Web storage, different ways to persist the data
There are multiple options to do that:
- Web storage
- Indexed database API
HTTP cookie is a small peristent piece of data, stored in the user browser for specified period of time. Cookies are scoped by a domain. Meaning a cookie from google.com can't access cookies from bing.com and vice versa. Unlike other types of web storage, cookies are supported in all browsers. The average browser limit is 4Kb per domain. They are commonly used to hold important information the state like authentication, shopping cart items, selected filters and other.
HTTP only cookie
These kind of cookies are only available server side and can't be accessed by
document.cookie on the client. This type of cookies is more secure as it prevents XSS attacks.
Session cookie clears when user closes the browser. It's behaving similar to sessionStorage. It's helpful when there is a need to perist the state while user is using the application and browsing between different pages or parts of the app.

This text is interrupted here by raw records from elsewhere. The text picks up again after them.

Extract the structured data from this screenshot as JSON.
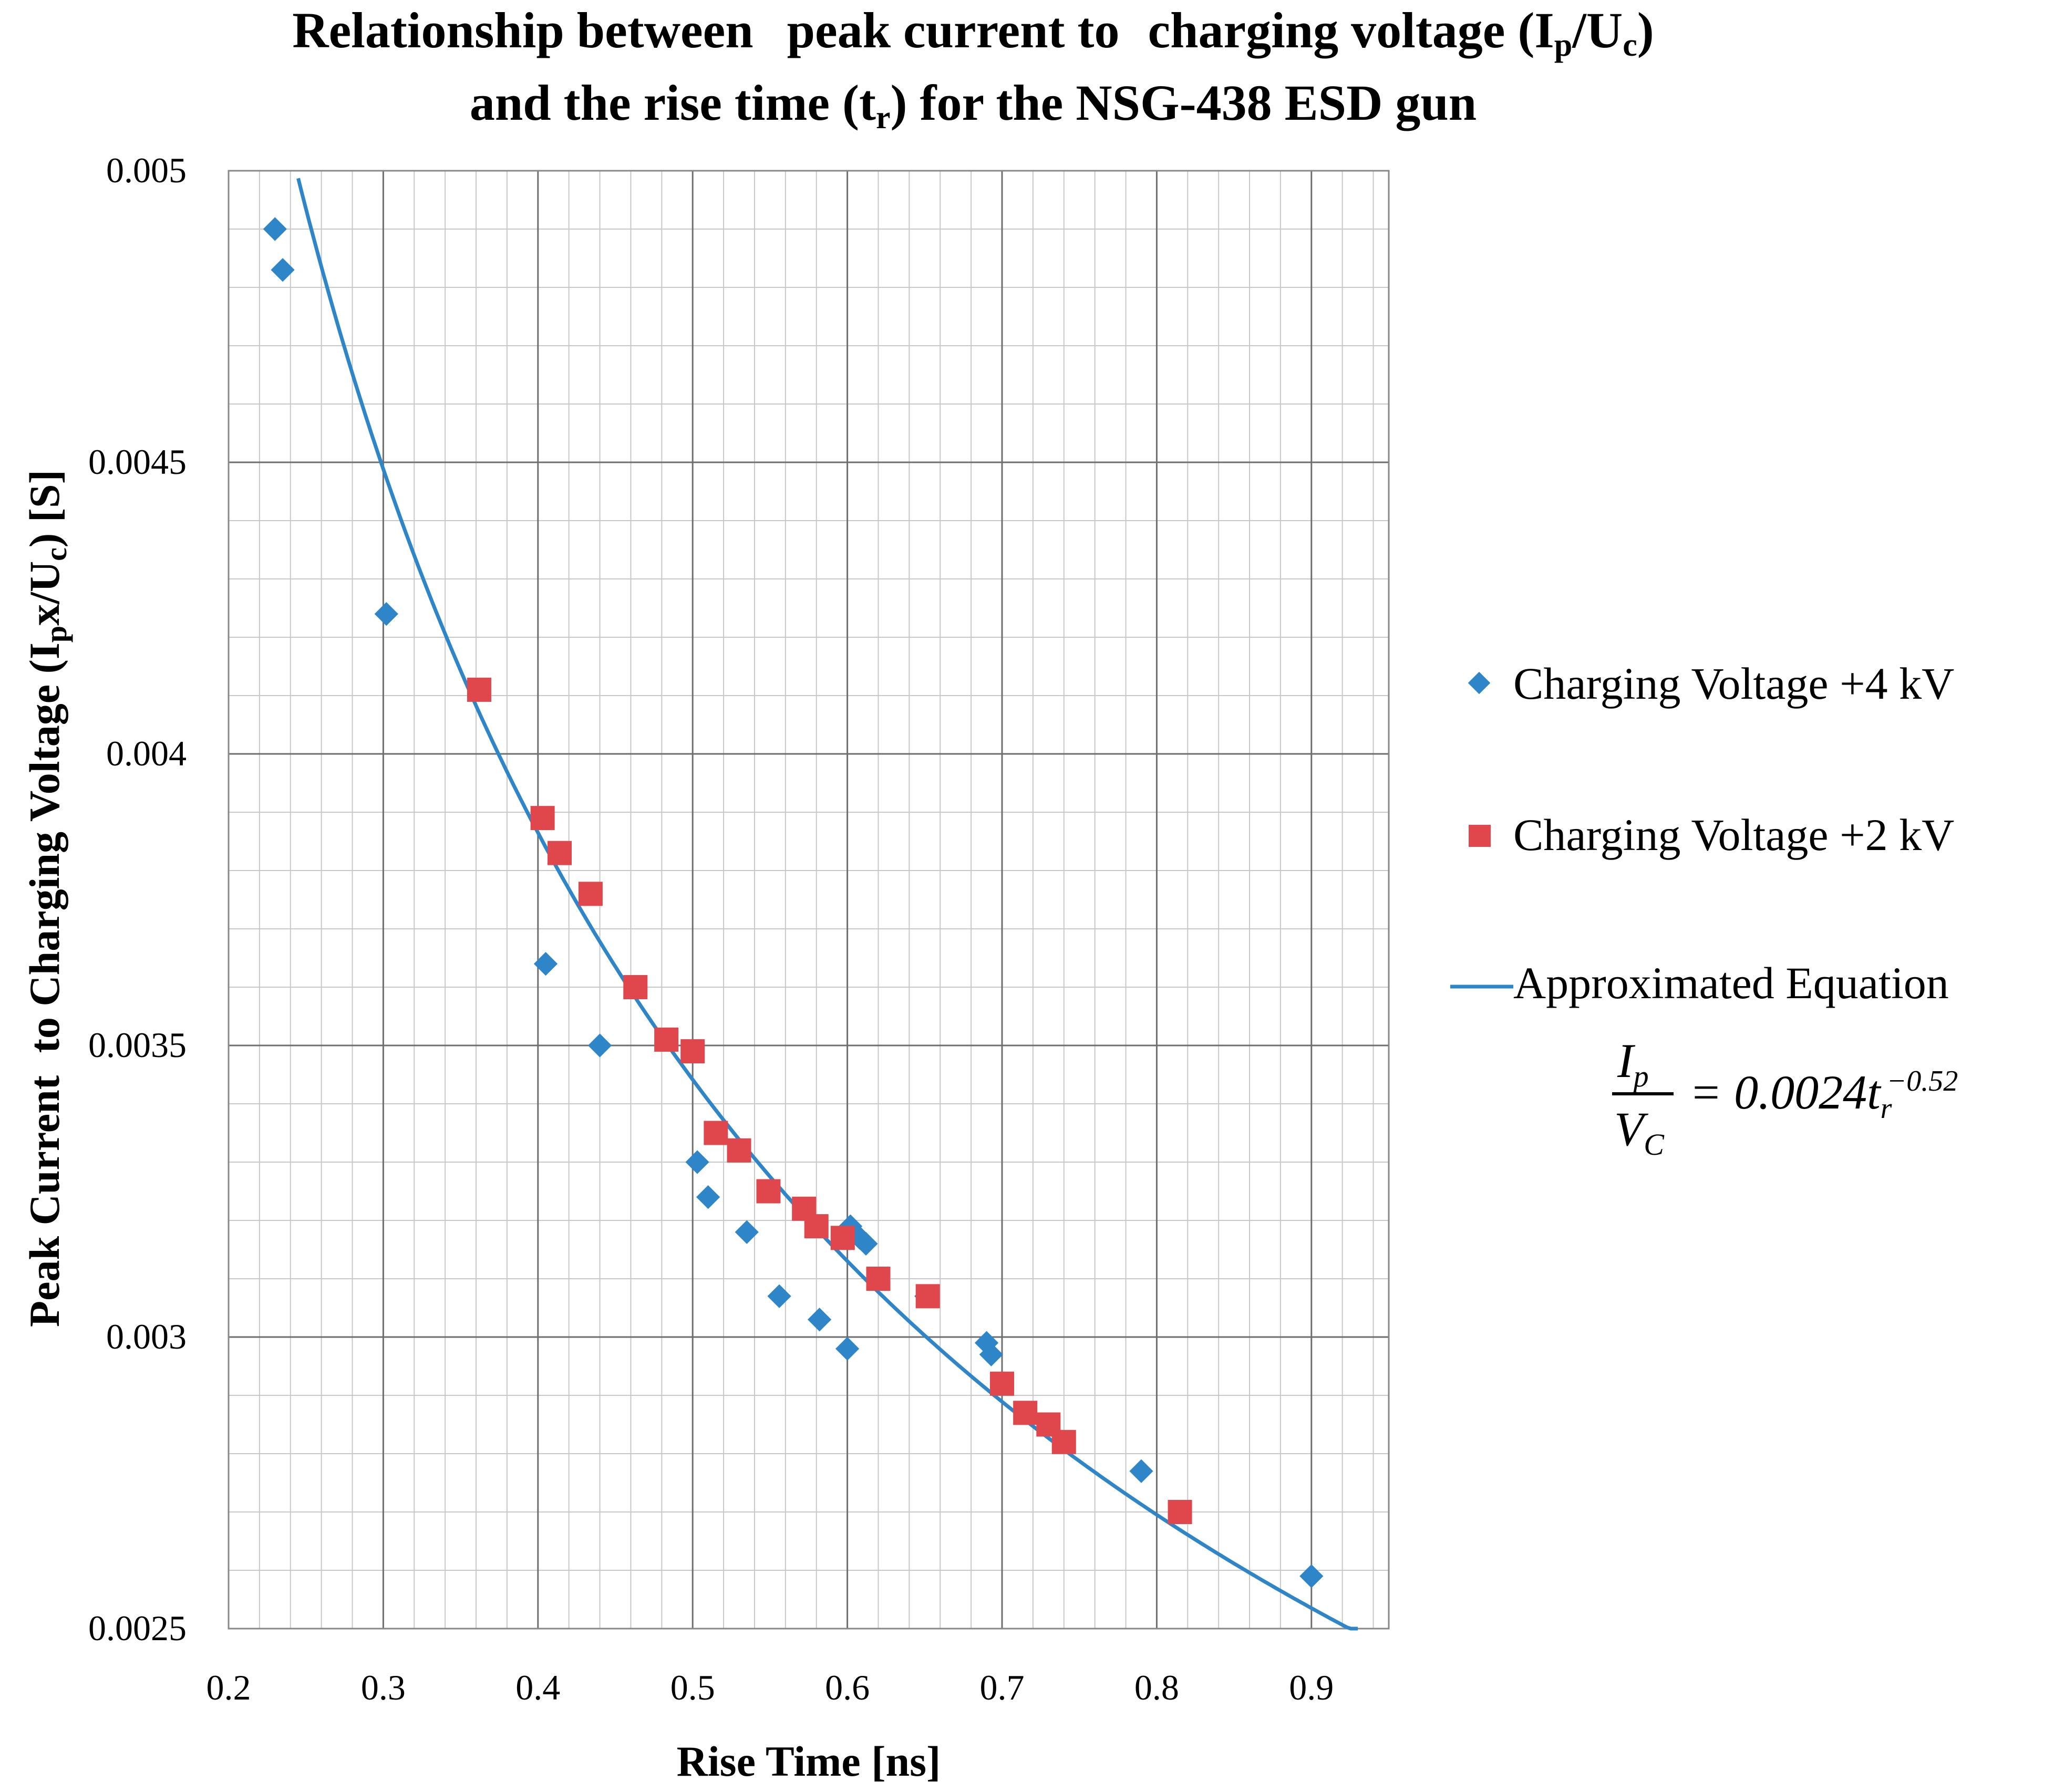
{
  "chart_data": {
    "type": "scatter",
    "title_line1": "Relationship between peak current to charging voltage (Ip/Uc)",
    "title_line1_parts": {
      "a": "Relationship between",
      "b": "peak current to",
      "c": "charging voltage (I",
      "c_sub": "p",
      "d": "/U",
      "d_sub": "c",
      "e": ")"
    },
    "title_line2_parts": {
      "a": "and the rise time (t",
      "a_sub": "r",
      "b": ") for the NSG-438 ESD gun"
    },
    "xlabel": "Rise Time [ns]",
    "ylabel_parts": {
      "a": "Peak Current",
      "b": "to Charging Voltage (I",
      "b_sub": "p",
      "c": "x/U",
      "c_sub": "c",
      "d": ") [S]"
    },
    "xlim": [
      0.2,
      0.95
    ],
    "ylim": [
      0.0025,
      0.005
    ],
    "x_ticks": [
      "0.2",
      "0.3",
      "0.4",
      "0.5",
      "0.6",
      "0.7",
      "0.8",
      "0.9"
    ],
    "x_tick_values": [
      0.2,
      0.3,
      0.4,
      0.5,
      0.6,
      0.7,
      0.8,
      0.9
    ],
    "y_ticks": [
      "0.0025",
      "0.003",
      "0.0035",
      "0.004",
      "0.0045",
      "0.005"
    ],
    "y_tick_values": [
      0.0025,
      0.003,
      0.0035,
      0.004,
      0.0045,
      0.005
    ],
    "x_minor_step": 0.02,
    "y_minor_step": 0.0001,
    "series": [
      {
        "name": "Charging Voltage +4 kV",
        "marker": "diamond",
        "color": "#2E86C8",
        "points": [
          [
            0.23,
            0.0049
          ],
          [
            0.235,
            0.00483
          ],
          [
            0.302,
            0.00424
          ],
          [
            0.405,
            0.00364
          ],
          [
            0.44,
            0.0035
          ],
          [
            0.503,
            0.0033
          ],
          [
            0.51,
            0.00324
          ],
          [
            0.535,
            0.00318
          ],
          [
            0.556,
            0.00307
          ],
          [
            0.582,
            0.00303
          ],
          [
            0.6,
            0.00298
          ],
          [
            0.602,
            0.00319
          ],
          [
            0.608,
            0.00317
          ],
          [
            0.612,
            0.00316
          ],
          [
            0.651,
            0.00307
          ],
          [
            0.69,
            0.00299
          ],
          [
            0.693,
            0.00297
          ],
          [
            0.79,
            0.00277
          ],
          [
            0.9,
            0.00259
          ]
        ]
      },
      {
        "name": "Charging Voltage +2 kV",
        "marker": "square",
        "color": "#E0474C",
        "points": [
          [
            0.362,
            0.00411
          ],
          [
            0.403,
            0.00389
          ],
          [
            0.414,
            0.00383
          ],
          [
            0.434,
            0.00376
          ],
          [
            0.463,
            0.0036
          ],
          [
            0.483,
            0.00351
          ],
          [
            0.5,
            0.00349
          ],
          [
            0.515,
            0.00335
          ],
          [
            0.53,
            0.00332
          ],
          [
            0.549,
            0.00325
          ],
          [
            0.572,
            0.00322
          ],
          [
            0.58,
            0.00319
          ],
          [
            0.597,
            0.00317
          ],
          [
            0.62,
            0.0031
          ],
          [
            0.652,
            0.00307
          ],
          [
            0.7,
            0.00292
          ],
          [
            0.715,
            0.00287
          ],
          [
            0.73,
            0.00285
          ],
          [
            0.74,
            0.00282
          ],
          [
            0.815,
            0.0027
          ]
        ]
      },
      {
        "name": "Approximated Equation",
        "marker": "line",
        "color": "#2E86C8",
        "equation": "Ip/Vc = 0.0024 tr^-0.52",
        "coefficient": 0.0024,
        "exponent": -0.52,
        "x_range": [
          0.245,
          0.93
        ]
      }
    ],
    "legend": {
      "position": "right",
      "entries": [
        "Charging Voltage +4 kV",
        "Charging Voltage +2 kV",
        "Approximated Equation"
      ],
      "equation_num": "I",
      "equation_num_sub": "p",
      "equation_den": "V",
      "equation_den_sub": "C",
      "equation_rhs": "= 0.0024t",
      "equation_rhs_sub": "r",
      "equation_exp": "−0.52"
    },
    "grid": true
  }
}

It's a simple key/value storage API. All modern browsers support web storage API, but with some limitaitons. One thing to keep in mind is a user can explicitly disable it through browser settings. For example mobile safari in private mode disables localStorage automatically. So you always want to check if it's available.
LocalStorage is one of the types of web browser's persistent storage. Using localStorage is useful to store text value (or stringified JSON). Up to 5mb. Unlike sessionStorage which clears when a user closes the window, localStorage persists until a user clears the data.
Expiration date is not supported but there is a way to add expiration date and time to localStorage. It doesn't work the same way as cookie does. I will cover this later. localStorage can also be easily modified from the browser's dev tools. So, evaluate other options if you need to store sensitive information. LocalStorage is scoped to the domain, so only domain that created key/value can access it. Essentially, it's as secure as the cookie.
Even though expiration is not supported in localStorage as it is a simple key/value store, there is a way to be creative and make it work. This may be handy for displaying some date or time sensitive information to the user, like banners or tool tips or recently searched data.